Однажды Лена и Маша рассказали, что повели Яниса в столовую, потому что обратили внимание, что у него в комнате нет никакой еды и вообще непонятно, как он кормится. «Он так ел, так ел! – кричали девчонки. – Ты себе представить не можешь! Вареную курицу съел чуть ли не с костями. Он просто голодный. А знаешь, что мы узнали, только никому не говори! Оказывается, он ее сын!»

Вот это да! Вот это история! Значит, чудесная Цецилия Робертовна жила в прекрасном пансионате со своей юной дочерью, а буквально в двух кварталах где-то в каморке под крышей жил ее босоногий и нечесаный сын. «Ужас какой!» – повторила Лена, но я постарался ее успокоить. «Ну да, – сказал я, – твои папа и мама живут в роскошном двухкомнатном номере на пятом этаже современного пансионата, а буквально в двух кварталах в каморке под крышей ютится их родная дочь. Еще вынуждена присматривать за каким-то босоногим нечесаным типом». Все засмеялись, но всё равно было как-то странно. Наверное, этот Янис был сыном не очень любимым, не очень удачным.

Хотя откуда мне знать?

Может быть, он вообще был ей не сын, а племянник.

Насморк

Я говорил, что у меня был насморк, когда я познакомился с Леной. Откуда он взялся – смешная история. Лена со своей подругой Машей приехали примерно через неделю после меня, а я, когда приехал, буквально в тот же день… «Господи! – скажет читатель. – Ну что мне за дело до насморка, который случился почти полвека назад у совершенно незначительного человека! Вот насморк у Наполеона перед Ватерлоо – другое дело. А тут насморк у студента. Добро бы у отличника, а то у студента с хвостами и пересдачами».

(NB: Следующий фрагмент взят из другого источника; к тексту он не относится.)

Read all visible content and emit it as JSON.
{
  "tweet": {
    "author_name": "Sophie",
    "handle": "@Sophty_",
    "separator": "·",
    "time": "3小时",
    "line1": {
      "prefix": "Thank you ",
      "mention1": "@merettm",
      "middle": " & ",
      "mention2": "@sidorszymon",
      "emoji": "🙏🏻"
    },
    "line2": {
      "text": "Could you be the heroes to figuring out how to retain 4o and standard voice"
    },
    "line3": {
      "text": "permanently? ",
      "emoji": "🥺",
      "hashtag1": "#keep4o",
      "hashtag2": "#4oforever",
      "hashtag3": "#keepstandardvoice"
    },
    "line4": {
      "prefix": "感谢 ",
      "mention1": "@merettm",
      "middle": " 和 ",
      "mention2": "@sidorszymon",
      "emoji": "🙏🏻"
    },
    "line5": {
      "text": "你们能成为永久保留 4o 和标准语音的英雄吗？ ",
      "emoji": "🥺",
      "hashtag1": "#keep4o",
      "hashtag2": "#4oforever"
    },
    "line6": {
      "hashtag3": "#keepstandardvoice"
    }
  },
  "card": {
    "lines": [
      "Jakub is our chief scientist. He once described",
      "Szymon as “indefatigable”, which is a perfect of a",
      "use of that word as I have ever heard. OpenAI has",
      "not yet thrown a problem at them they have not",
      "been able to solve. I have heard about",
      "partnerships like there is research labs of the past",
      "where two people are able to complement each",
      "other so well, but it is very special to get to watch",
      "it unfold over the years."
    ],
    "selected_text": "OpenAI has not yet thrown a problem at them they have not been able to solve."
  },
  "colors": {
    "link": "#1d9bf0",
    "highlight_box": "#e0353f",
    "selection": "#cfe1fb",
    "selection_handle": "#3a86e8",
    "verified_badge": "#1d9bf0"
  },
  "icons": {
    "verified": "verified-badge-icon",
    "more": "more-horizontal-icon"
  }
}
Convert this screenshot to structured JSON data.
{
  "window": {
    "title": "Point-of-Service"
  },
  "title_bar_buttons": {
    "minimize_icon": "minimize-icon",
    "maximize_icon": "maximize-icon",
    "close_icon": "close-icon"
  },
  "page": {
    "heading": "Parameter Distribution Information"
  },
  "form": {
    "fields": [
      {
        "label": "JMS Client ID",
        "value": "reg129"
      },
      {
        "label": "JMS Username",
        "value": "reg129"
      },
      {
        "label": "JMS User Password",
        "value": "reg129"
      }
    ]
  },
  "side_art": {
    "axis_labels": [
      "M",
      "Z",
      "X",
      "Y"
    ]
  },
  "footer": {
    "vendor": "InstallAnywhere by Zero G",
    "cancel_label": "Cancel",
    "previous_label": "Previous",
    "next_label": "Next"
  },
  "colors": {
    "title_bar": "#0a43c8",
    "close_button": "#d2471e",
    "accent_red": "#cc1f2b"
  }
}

Однако продолжим про насморк, несмотря на возможные возражения.

Итак, приехав в Дубулты, я буквально в тот же день бросился искать своих факультетских друзей. Это были люди старше меня – Оля Савельева, Сева Сахаров и еще одна девушка, с которой я до того не был знаком. Ее звали Люся. Кажется, она была подругой Оли, но училась не у нас. Они написали мне еще в Москву, что сняли комнату на станции Асари по адресу: Красноармейская улица, дом пять. На всякий случай фамилия хозяина – Берзинь. Сам не знаю, почему мне так захотелось увидеть их в первый же день. Дождь шел неимоверный, просто как из ведра. Кстати говоря, ночью дождь кончился, и потом все остальные двадцать три дня была прекрасная погода.

Когда-то, совсем еще мальчиком – кажется, мне было вообще тринадцать лет, – я обиделся на весь свет за то, что первого мая пошел сильный дождь. Мы всегда выходили гулять первого мая утром с мамой и папой или только с мамой. Обычно мы доходили до площади Маяковского, спускались вниз по улице Горького и потом по Страстному бульвару возвращались назад. Видели людей с флажками, шариками и большими бумажными цветами – они возвращались с демонстрации. Было весело и приятно. Это была у нас традиционная прогулка перед праздничным обедом, потому что, хотя основные гости намечались на вечер – а у нас всегда на Первое мая и на 7 ноября были гости (собирались, пили, закусывали и на чем свет стоит ругали советскую власть, как все или почти все), – хотя праздничный ужин только предстоял, обед тоже был вкусный и если уж не совсем торжественный, то всё равно особенный, приподнятый. На скатерти и с каким-то, уже не помню с каким, украшением на горке салата. Огурцов тогда в мае не было, а петрушка и укроп на Центральном рынке стоили довольно дорого, но, скорее всего, это была именно веточка петрушки.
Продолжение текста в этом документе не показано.